I tried to use Dask to process spatial data, and everything works fine locally with small dataset, until i ran bigger data set on k8s cluster, and the task hash join transfer was created inside Dask. In my high level graphs, i never find it with small dataset or run it locally. How can i get rid of this issue?

This trackback was found in my worker logs:

Blockquote

Traceback (most recent call last):
File “/usr/local/lib/python3.10/dist-packages/distributed/worker.py”, line 2294, in execute
result = await self.loop.run_in_executor(
File “/usr/local/lib/python3.10/dist-packages/loky/process_executor.py”, line 370, in _sendback_result
result_queue.put(
File “/usr/local/lib/python3.10/dist-packages/loky/backend/queues.py”, line 230, in put
obj = dumps(obj, reducers=self._reducers)
File “/usr/local/lib/python3.10/dist-packages/loky/backend/reduction.py”, line 215, in dumps
dump(obj, buf, reducers=reducers, protocol=protocol)
File “/usr/local/lib/python3.10/dist-packages/loky/backend/reduction.py”, line 208, in dump
_LokyPickler(file, reducers=reducers, protocol=protocol).dump(obj)
File “/usr/local/lib/python3.10/dist-packages/cloudpickle/cloudpickle.py”, line 1245, in dump
return super().dump(obj)
TypeError: cannot pickle ‘_contextvars.ContextVar’ objectEException during execution of task (‘hash-join-transfer-ba68a5e8de7d48b2e6697dd2a27dd41e’, 2)

Blockquote

My packages:
toolz 0.12.1
dask 2024.2.1
dask-geopandas 0.3.1
dask-kubernetes 2024.3.1
loky 3.4.1

I just saw the error logs showed the scheduler died, but still don’t know why force closing all workers will cause this error?

Also my all computation results suppose are on workers after dask read_parquet, and also my only compute is the below snippet. i believe only boolean value returned. Any idea what causes signal 15 on scheduler?

Blockquote
def save(gdf, layer, path):

return True
dfs = features.to_delayed()
writes = [delayed(save)(df, layer, path) for df in dfs]
for write in writes:
dd.compute(write)

Blockquote
Scheduler closing due to signal-15…
Scheduler closing all comms

Lost all workers
Stopped scheduler at ‘tcp://10.244.24.152:8786’
End scheduler
Stopping worker at tcp://10.244.178.2:36215. Reason: scheduler-close
Failed to communicate with scheduler during heartbeat.
Traceback (most recent call last):
File “/usr/local/lib/python3.10/dist-packages/distributed/core.py”, line 1558, in _connect
async def _connect(self, addr: str, timeout: float | None = None) → Comm:
asyncio.exceptions.CancelledError

Hi @Sam, welcome to Dask community!

It seems you have two different problems here.
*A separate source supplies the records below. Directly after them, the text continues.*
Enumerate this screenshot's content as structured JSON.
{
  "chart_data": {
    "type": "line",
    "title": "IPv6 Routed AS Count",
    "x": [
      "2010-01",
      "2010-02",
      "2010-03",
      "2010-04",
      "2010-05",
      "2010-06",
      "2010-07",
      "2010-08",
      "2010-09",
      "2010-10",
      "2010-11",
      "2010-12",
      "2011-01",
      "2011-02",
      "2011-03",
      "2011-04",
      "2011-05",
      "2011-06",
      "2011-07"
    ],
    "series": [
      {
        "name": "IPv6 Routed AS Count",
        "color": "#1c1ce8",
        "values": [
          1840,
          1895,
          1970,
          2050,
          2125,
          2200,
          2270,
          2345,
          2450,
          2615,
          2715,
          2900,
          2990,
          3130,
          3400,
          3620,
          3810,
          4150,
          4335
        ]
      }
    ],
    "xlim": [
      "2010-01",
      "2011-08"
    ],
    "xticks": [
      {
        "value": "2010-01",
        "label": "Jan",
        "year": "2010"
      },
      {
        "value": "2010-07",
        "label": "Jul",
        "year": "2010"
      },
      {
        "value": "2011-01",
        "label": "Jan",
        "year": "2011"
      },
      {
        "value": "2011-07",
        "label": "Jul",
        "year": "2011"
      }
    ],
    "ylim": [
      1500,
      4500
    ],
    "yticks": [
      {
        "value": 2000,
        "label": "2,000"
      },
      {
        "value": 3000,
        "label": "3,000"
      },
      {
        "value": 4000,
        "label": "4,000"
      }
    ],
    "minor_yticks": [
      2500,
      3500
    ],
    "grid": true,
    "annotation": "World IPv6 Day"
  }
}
For the first one, you probably use some dependency that cannot be serialized (pickled), which might not appear with a Local threaded scheduler, but come up with a distributed one. Also, it seems you are using loky on top of Dask?
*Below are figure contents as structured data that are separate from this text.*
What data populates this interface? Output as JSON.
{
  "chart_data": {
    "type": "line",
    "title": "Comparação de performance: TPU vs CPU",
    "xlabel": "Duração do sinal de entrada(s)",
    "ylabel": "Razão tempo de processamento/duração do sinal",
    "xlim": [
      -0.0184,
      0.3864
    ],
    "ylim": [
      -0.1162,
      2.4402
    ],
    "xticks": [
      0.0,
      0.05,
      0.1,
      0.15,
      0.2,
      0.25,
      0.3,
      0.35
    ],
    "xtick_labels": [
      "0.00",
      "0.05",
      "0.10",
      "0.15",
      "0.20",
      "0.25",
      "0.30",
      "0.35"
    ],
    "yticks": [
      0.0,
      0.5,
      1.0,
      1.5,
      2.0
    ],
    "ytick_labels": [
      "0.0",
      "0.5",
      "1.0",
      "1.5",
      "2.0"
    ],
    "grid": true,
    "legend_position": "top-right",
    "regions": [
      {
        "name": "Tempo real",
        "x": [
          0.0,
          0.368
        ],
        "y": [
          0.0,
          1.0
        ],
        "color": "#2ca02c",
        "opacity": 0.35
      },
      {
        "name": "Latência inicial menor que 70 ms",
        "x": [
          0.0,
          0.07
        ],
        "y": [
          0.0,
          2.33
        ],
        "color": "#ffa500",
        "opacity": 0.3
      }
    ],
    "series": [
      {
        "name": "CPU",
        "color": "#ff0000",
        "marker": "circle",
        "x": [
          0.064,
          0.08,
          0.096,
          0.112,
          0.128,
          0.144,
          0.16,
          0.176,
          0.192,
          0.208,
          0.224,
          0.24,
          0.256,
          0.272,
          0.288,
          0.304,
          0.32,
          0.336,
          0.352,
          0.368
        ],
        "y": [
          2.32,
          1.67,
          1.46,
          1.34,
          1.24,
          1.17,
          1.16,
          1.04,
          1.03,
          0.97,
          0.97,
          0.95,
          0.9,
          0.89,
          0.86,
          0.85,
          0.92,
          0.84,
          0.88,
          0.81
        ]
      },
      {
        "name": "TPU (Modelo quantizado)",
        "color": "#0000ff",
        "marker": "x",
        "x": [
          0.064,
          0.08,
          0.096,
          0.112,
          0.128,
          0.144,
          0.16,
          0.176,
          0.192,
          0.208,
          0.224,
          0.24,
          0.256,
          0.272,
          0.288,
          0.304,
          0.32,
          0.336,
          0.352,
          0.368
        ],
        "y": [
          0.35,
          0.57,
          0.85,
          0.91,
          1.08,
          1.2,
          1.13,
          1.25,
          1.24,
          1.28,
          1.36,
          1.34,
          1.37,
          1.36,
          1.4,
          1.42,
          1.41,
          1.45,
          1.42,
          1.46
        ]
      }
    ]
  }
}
For the second part, it seems somehow something is killing the Scheduler, but this is probably not due to your code, hard to tell with the current explanation. How do you create the K8S cluster? On what instances?

Also just a quick improvement on your code, for computing all the delayed, you should use:

dd.compute(*write)

instead of a for loop.

Hi @guillaumeeb,
Yes, i did use loky. At beginning, i tried to investigate what causes killed worker, and i saw the guide from the page Plugins — Dask.distributed 2024.3.1 documentation, and also saw loky is recommended for process executors. i used them both. Should i use nanny ? What is best practice to setup the scheduler and workers for processing data?
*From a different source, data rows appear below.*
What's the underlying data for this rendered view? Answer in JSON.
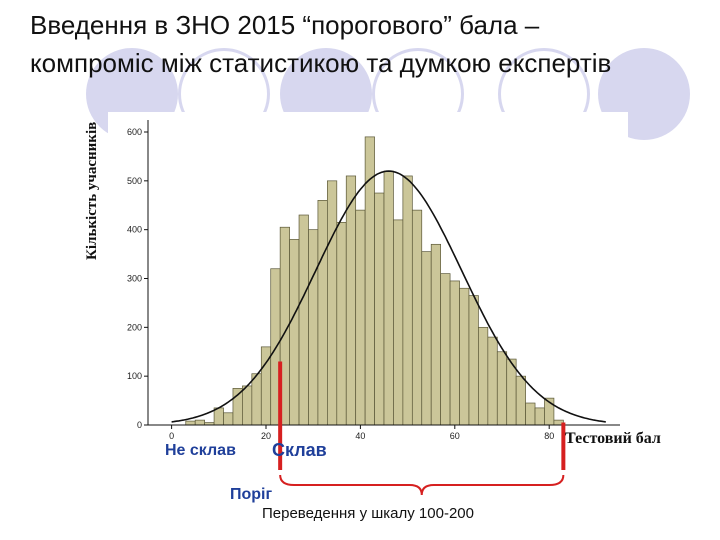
{
  "slide": {
    "title_line1": "Введення в ЗНО 2015 “порогового” бала –",
    "title_line2": "компроміс між статистикою та думкою експертів",
    "decor_color": "#d7d7ef"
  },
  "annotations": {
    "fail": "Не склав",
    "pass": "Склав",
    "threshold": "Поріг",
    "scale": "Переведення у шкалу 100-200",
    "marker_color": "#d62020",
    "text_color": "#1f3f9a"
  },
  "chart_data": {
    "type": "bar",
    "title": "",
    "xlabel": "Тестовий бал",
    "ylabel": "Кількість учасників",
    "xlim": [
      -5,
      95
    ],
    "ylim": [
      0,
      600
    ],
    "xticks": [
      0,
      20,
      40,
      60,
      80
    ],
    "yticks": [
      0,
      100,
      200,
      300,
      400,
      500,
      600
    ],
    "bar_color": "#cbc699",
    "grid": false,
    "threshold": 23,
    "upper_limit": 83,
    "histogram": {
      "bin_width": 2,
      "x_start": 3,
      "values": [
        8,
        10,
        5,
        35,
        25,
        75,
        80,
        105,
        160,
        320,
        405,
        380,
        430,
        400,
        460,
        500,
        415,
        510,
        440,
        590,
        475,
        520,
        420,
        510,
        440,
        355,
        370,
        310,
        295,
        280,
        265,
        200,
        180,
        150,
        135,
        100,
        45,
        35,
        55,
        10
      ]
    },
    "normal_curve": {
      "name": "",
      "mean": 46,
      "sd": 15.5,
      "peak": 520
    }
  }
}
I also found when i used nanny, i can observe high unmanaged memory, but i didn’t see it with loky. I wonder which results are correct?

I created the k8s by using kubectl to apply scheduler and worker configurations on Azure, e.g.
kubectl apply -f k8s-cluster.yaml

after cluster is created, i start a k8s job to connect to the cluster. Because at beginning i tried to create the cluster directly by using dask operator calls in the script, but it always showed me “403 forbidden” or other error. I think perhaps, i haven’t setup the service account for querying dask operator.

Yes, i did use "dd.compute(writes)" before, but i want to check if something caused killed workers
I also wonder if i can do something,like this. Will it still remain them two different delayed ?
dfs1, dfs2 = dd.compute(
[dfs1, dfs2])

Sam

I think you shouldn’ try to use loky if not necessary for you, just stick with Dask default mechanisms for now.

I’m not sure of the memory tracking system when using loky, but using defaut Nanny, this should be correct and might be the cause of your problem.

Yes it should.